Publié le par Patricia Gaillard


 

 

Le jardin du 23 Septembre

 

Et les fleurs de septembre, quelle lumière dans les couleurs ! La grande chaleur de l’été éteint un peu leurs teintes et les rend fragiles, difficiles à tenir en bouquets. Mais en ce moment, comme s’il s’agissait de s’assortir aux pommes, aux figues, aux courgettes jaunes d’or, aux potirons et aux dernières tomates, elles donnent tout pour être les plus belles et elle y réussissent.
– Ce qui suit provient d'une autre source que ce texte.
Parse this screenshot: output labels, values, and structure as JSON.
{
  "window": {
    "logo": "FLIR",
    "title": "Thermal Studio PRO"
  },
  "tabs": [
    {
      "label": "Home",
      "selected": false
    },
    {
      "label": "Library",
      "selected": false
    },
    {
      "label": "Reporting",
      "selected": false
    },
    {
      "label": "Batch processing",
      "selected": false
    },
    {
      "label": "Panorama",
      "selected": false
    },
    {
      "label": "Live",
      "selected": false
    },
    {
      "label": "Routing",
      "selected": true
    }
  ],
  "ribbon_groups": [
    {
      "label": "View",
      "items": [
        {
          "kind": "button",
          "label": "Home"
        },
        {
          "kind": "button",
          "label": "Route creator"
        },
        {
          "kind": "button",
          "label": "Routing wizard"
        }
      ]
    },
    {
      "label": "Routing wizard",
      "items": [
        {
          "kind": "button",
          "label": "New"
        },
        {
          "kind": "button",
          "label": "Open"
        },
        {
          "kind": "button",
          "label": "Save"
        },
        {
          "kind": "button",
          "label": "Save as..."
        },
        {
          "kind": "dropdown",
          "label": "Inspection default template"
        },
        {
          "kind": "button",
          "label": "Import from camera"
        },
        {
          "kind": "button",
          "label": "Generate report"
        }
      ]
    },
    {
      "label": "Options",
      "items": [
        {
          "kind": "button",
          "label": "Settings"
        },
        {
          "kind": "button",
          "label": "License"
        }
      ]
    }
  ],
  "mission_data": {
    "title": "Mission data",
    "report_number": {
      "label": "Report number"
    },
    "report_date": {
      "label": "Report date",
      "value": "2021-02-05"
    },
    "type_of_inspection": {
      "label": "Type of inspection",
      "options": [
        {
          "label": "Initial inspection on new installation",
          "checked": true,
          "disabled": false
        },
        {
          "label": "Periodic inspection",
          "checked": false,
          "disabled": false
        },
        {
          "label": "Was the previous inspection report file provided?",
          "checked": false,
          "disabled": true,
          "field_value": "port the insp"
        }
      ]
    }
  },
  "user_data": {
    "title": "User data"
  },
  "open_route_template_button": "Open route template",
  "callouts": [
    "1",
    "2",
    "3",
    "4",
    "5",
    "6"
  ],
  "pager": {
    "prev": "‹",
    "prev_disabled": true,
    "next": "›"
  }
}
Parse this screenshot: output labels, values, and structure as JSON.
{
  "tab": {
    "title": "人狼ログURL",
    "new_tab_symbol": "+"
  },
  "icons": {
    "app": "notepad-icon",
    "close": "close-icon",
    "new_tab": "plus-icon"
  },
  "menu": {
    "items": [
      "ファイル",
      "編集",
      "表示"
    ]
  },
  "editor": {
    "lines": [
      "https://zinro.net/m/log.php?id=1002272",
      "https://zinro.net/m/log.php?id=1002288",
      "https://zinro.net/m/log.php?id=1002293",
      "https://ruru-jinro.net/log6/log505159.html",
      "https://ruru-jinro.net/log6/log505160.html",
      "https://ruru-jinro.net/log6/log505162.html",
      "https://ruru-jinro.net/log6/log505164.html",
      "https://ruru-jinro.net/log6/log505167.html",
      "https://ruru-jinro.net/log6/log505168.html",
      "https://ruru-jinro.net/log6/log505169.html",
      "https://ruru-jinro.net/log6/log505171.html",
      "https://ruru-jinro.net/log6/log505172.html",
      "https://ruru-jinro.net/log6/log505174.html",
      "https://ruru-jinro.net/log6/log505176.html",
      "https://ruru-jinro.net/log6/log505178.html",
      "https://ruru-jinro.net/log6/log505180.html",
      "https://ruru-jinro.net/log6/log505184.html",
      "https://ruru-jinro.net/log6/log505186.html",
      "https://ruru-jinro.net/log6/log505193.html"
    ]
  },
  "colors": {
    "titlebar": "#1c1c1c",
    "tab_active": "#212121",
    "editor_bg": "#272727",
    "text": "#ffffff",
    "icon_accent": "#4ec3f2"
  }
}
Il y a de beaux bouquets partout dans la maison, il faut les savourer, les contempler, car une ou deux nuits froides suffiront à noircir les fleurs et à défaire le jardin de ses merveilleuses parures, éteignant d’un grand coup toutes les couleurs. Il restera heureusement les verts des arbustes, des herbes, des arbres, des tapis de phacélie, des verts peu à peu moins vifs certes, mais si fidèles et dont certains dureront l’hiver sans périr.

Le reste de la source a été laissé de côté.